The catalogue notes that for "Bonnard and his contemporaries, music illustration was an arena for stylistic experimentation, as the artists moved from naturalist to more abstract symbolist modes." Maison dans la cour is the most abstract of the Bonnard prints on display. As with his four-panel screen, what strikes one first is the overall arrangement of various elements: four closely aligned squarish red dots here, three spaced-out black ovalish dots there, the scaffolding of lines, the asymmetrically blackened windows, the cluster of irregular chimney pipes -- they all combine to create staccato and counterpoint effects.
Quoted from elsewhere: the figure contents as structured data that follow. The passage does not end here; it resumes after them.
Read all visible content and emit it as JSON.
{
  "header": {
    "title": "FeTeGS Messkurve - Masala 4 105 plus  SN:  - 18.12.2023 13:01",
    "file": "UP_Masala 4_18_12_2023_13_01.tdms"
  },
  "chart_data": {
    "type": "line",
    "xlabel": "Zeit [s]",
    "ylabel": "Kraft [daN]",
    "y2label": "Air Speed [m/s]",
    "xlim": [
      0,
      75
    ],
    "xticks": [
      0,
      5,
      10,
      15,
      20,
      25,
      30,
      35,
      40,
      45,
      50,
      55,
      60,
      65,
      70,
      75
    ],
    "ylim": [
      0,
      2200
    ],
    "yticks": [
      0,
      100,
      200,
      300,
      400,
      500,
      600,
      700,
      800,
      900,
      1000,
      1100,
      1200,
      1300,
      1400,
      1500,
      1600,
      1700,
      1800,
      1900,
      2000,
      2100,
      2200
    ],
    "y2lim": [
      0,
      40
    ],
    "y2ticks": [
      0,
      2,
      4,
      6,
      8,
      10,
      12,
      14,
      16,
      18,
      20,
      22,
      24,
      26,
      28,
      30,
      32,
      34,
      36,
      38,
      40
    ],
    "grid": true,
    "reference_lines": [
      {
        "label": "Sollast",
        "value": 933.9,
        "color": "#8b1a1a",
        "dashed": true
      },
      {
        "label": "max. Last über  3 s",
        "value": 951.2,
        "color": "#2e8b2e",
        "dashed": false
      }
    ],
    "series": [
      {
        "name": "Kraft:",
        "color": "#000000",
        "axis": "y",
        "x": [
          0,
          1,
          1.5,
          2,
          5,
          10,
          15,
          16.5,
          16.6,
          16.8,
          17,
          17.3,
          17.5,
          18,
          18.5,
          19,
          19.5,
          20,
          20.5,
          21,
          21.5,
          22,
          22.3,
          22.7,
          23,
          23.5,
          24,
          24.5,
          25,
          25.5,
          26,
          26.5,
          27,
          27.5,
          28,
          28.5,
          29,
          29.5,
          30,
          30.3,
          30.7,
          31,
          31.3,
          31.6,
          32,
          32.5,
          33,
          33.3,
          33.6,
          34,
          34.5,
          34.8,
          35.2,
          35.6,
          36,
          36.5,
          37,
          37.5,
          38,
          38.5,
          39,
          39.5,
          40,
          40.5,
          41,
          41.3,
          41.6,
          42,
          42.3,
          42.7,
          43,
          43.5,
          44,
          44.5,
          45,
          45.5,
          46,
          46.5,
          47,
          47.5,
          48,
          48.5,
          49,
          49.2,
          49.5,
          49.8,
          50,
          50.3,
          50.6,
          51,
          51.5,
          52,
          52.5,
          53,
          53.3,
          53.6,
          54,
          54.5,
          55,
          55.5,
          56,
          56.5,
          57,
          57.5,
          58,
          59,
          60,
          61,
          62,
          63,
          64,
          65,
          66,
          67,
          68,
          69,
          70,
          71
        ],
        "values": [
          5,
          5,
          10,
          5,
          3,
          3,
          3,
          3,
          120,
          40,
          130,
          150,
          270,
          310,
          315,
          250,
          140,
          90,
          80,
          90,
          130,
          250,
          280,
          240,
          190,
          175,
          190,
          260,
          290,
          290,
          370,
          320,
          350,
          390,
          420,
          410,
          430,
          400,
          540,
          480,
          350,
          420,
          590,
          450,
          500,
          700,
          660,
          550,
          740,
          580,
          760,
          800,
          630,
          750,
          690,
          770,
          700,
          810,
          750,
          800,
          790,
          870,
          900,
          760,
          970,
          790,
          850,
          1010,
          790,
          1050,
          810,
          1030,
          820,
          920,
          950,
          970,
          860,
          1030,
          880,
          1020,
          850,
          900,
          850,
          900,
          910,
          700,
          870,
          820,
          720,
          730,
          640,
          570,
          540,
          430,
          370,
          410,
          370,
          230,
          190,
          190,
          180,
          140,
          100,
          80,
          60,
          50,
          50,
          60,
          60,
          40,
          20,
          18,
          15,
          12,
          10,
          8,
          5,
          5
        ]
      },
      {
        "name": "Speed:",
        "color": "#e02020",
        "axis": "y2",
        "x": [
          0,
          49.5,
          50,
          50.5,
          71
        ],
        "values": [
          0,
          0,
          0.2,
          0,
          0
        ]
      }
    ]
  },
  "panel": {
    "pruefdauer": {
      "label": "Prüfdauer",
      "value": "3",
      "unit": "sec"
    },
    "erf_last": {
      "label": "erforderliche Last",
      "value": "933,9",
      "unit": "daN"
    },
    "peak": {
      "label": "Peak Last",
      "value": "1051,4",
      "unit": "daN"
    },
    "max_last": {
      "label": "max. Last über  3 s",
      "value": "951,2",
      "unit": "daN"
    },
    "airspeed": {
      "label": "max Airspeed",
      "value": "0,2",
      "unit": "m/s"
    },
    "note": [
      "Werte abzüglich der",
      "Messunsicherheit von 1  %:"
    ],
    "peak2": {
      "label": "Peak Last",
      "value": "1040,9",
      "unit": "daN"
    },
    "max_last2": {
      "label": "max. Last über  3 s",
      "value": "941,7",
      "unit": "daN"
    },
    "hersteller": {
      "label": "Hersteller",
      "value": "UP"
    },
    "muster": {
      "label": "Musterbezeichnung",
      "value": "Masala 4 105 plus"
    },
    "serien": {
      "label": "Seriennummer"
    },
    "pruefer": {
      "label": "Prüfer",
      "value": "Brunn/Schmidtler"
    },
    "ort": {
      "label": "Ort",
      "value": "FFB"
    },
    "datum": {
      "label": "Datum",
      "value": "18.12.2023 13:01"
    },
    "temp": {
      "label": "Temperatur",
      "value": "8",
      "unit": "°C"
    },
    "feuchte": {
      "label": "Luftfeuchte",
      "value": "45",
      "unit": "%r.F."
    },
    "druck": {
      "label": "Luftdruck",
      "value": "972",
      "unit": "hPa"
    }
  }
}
Indeed, one can almost "hear" the graphic reverberations in this remarkably musical print.
The use of this sort of geometry (along with his retention of the impressionist technique of strokes and daubs) would become a central part of Bonnard's painterly art, which ranks as one of the great twentieth-century achievements. And it is striking to see the seeds of that art in these early prints. It is also striking to see how he and others -- in illustrating books, journals, and advertising posters -- elevated popular and commercial art forms. Bonnard's Le Figaro (1903) is an outstanding example of the promotional poster art of the time, not least because it shows both the kind of pictorial innovation of which he was capable and the good-natured humor with which he often seems to have approached his work.
In reflecting about such works, one cannot help thinking that the situation in Paris in the 1890s is the reverse of the situation in America today, where mere take-offs and simulations of popular and commercial art are celebrated as genuinely serious achievements. To see the gem-like "Prints Abound: Paris in the 1890s" -- a model of an unpoliticized museum exhibition -- is to wish there were more like it.
Steven C. Munson is a writer and painter in Washington, D.C.